Guillaume Chaslot, notre invité au TEDx Issy-les-Moulineaux du 17 décembre est venu parler au Think Tank (TT) intelligence artificielle d’InnoCherche chez Epoka.

Fondateur d’AlgoTransparency et ex-salarié de Youtube & Google, Guillaume est Diplômé de Centrale Lille, et d’un Master en Intelligence Artificielle, il a réalisé une thèse sur la programmation du jeu de Go, à l’université de Maastricht. Il est également Fellow chez Mozilla Il vient d’être nommé dans la prestigieuse list de WIRED25 : “Stories of 25 young People Who Are Racing to Save Us”. 

Guillaume a commencé dans l’intelligence artificielle en 2005 à Maastricht sur l’approche à adopter pour espérer battre un champion de go. L’approche qui a gagné est une approche purement aléatoire avec du Monte Carlo sur lequel ensuite on fait des statistiques de probabilité de gain de la partie à partir de millions de parties enregistrées.C’est donc sa solution qui paraissait complètement folle au début qui a réussi  avec alphago à battre le champion du monde coréen en Mars 2016.

Lorsqu’il arrive après sa thèse chez YouTube à Los Angeles, la seule fonction d’optimisation sur laquelle on lui demande de travailler est d’augmenter le temps en ligne sur Youtube. Cela augmente directement les publicités passées donc le revenu de YouTube. Ainsi aujourd’hui 70 % des vidéos vues sur Youtube sont proposées par cet algorithme d’intelligence artificielle.

Avec ce système, les problèmes sont multiples:

  • Premièrement, la fonction d’optimisation :  l’algorithme n’est pas là pour vous présenter des sujets intéressants mais pour vous scotcher à l’écran avait des sujets qui confortent votre opinion en exploitant ce biais bien connu qui est qu’on aime ce que l’on connaît déjà.
  • Deuxièmement, l’asymétrie de l’info :  il y a une asymétrie d’information puisque sur les milliards de vidéos sur YouTube, vous n’en connaissez qu’une très petite partie et l’algo lui les connait toutes et potentiellement pourrait bien vous guider. Mais ce n’est pas l’objectif donné aux développeurs AI de YouTube.

Après avoir été pendant quelques mois le nez dans le guidon, il s’est posé la question de voir ce que son algorithme recommandait. Rien n’étant prévu à cet effet comme outil pour les développeurs chez Google, Guillaume développe un petit robot pour simuler un comportement d’un internaute et  voir les recommandations faite par l’algorithme. Effaré devant les résultats, il propose à Google son employeur, de développer pour les utilisateurs une option “marche arrière”– ou encore “zoom out” – qui leur permettrait de sortir de la bulle où ils s’enfoncent et changer de sujet. Refus de Google car cela aurait pu aller contre le but recherché qui est d’augmenter leurs revenus donc le nombre d’heures de l’internaute.La plateforme aujourd’hui ne vous propose même pas des like pour connaître votre goût et vous orienter de façon personnelle.
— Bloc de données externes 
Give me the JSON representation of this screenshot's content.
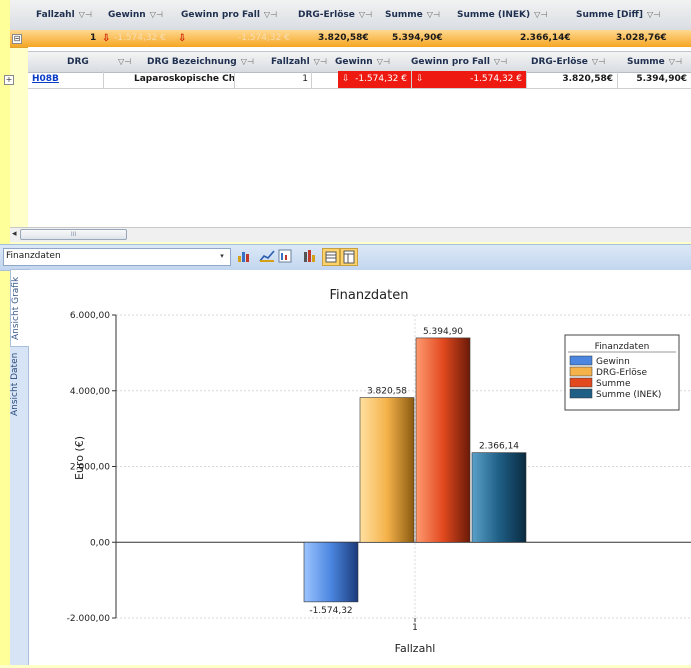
{
  "outer_grid": {
    "headers": [
      "Fallzahl",
      "Gewinn",
      "Gewinn pro Fall",
      "DRG-Erlöse",
      "Summe",
      "Summe (INEK)",
      "Summe [Diff]"
    ],
    "summary_row": {
      "expander": "⊟",
      "fallzahl": "1",
      "gewinn": "-1.574,32 €",
      "gewinn_pro_fall": "-1.574,32 €",
      "drg_erloese": "3.820,58€",
      "summe": "5.394,90€",
      "summe_inek": "2.366,14€",
      "summe_diff": "3.028,76€"
    }
  },
  "inner_grid": {
    "headers": [
      "DRG",
      "DRG Bezeichnung",
      "Fallzahl",
      "Gewinn",
      "Gewinn pro Fall",
      "DRG-Erlöse",
      "Summe"
    ],
    "rows": [
      {
        "expander": "+",
        "drg": "H08B",
        "bezeichnung": "Laparoskopische Cholezy",
        "fallzahl": "1",
        "gewinn": "-1.574,32 €",
        "gewinn_pro_fall": "-1.574,32 €",
        "drg_erloese": "3.820,58€",
        "summe": "5.394,90€"
      }
    ]
  },
  "scroll": {
    "left_arrow": "◂",
    "grip": "III"
  },
  "toolbar": {
    "combo_value": "Finanzdaten",
    "combo_arrow": "▾"
  },
  "tabs": {
    "grafik": "Ansicht Grafik",
    "daten": "Ansicht Daten"
  },
  "chart_data": {
    "type": "bar",
    "title": "Finanzdaten",
    "xlabel": "Fallzahl",
    "ylabel": "Euro (€)",
    "categories": [
      "1"
    ],
    "series": [
      {
        "name": "Gewinn",
        "values": [
          -1574.32
        ],
        "label": "-1.574,32",
        "color": "#4b86e0"
      },
      {
        "name": "DRG-Erlöse",
        "values": [
          3820.58
        ],
        "label": "3.820,58",
        "color": "#f5b24a"
      },
      {
        "name": "Summe",
        "values": [
          5394.9
        ],
        "label": "5.394,90",
        "color": "#e2491f"
      },
      {
        "name": "Summe (INEK)",
        "values": [
          2366.14
        ],
        "label": "2.366,14",
        "color": "#1f5f86"
      }
    ],
    "ylim": [
      -2000,
      6000
    ],
    "yticks": [
      6000,
      4000,
      2000,
      0,
      -2000
    ],
    "ytick_labels": [
      "6.000,00",
      "4.000,00",
      "2.000,00",
      "0,00",
      "-2.000,00"
    ],
    "legend_title": "Finanzdaten",
    "legend_placement": "top-right",
    "grid": true
  }
}
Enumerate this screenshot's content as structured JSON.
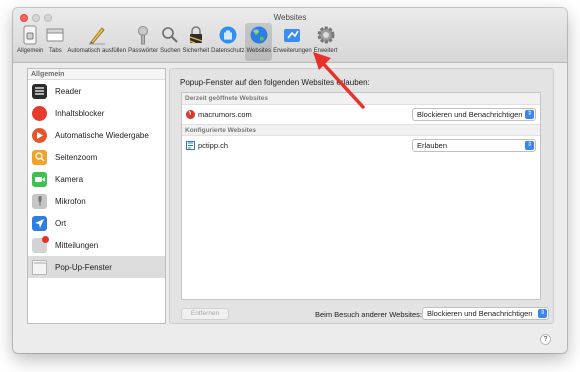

Guillaume nous raconte que, de retour en France pendant les vacances d’été, il prend le bus et remarque à côté de lui un passager complètement accro à son écran YouTube. Au début il  se sent tout fier d’être à l’origine de cette qualité perçue. Il engage la conversation avec son voisin qui lui montre alors toutes les vidéos conspirationnistes dont il s’est nourrit en boucle pendant tout son voyage: deuxième choc !

Convaincu qu’il ne peut rien faire de l’intérieur, il quitte YouTube, la Californie et sa belle Porsche, pour devenir un “convert” et combattre de l’extérieur ces abus. Il crée donc l’association algotransparency qui va s’efforcer d’éduquer le public en montrant le type de vidéo que YouTube va vous servir pendant ce Milliard d’heures quotidiennes passées sur Youtube.

Dans ce projet de web 3.0 (ou nouvelle architecture du web), il travaille notamment depuis Paris avec Mozilla où il est Fellow, pour stocker toutes les recommandations que font les algorithmes supposés intelligents et être capable d’exposer ces faits aux utilisateurs.

Guillaume Chaslot dénonce inlassablement les dérives des systèmes de recommandations vidéos, et appelle à un « éveil collectif » sur la transparence des algorithmes.  Aujourd’hui, Guillaume confirme qu’il est tout à fait possible de retourner l’utilisation de ces algorithmes d’intelligence artificielle pour faire des recommandations utilisateur avec des critères d’ouverture d’esprit et non plus d’addiction …

Bref quelque chose au service de l’homme et non pas pour l’exploiter. Il y a là une source d’espoir, … mais beaucoup de chemin pour faire changer les business modèles actuels.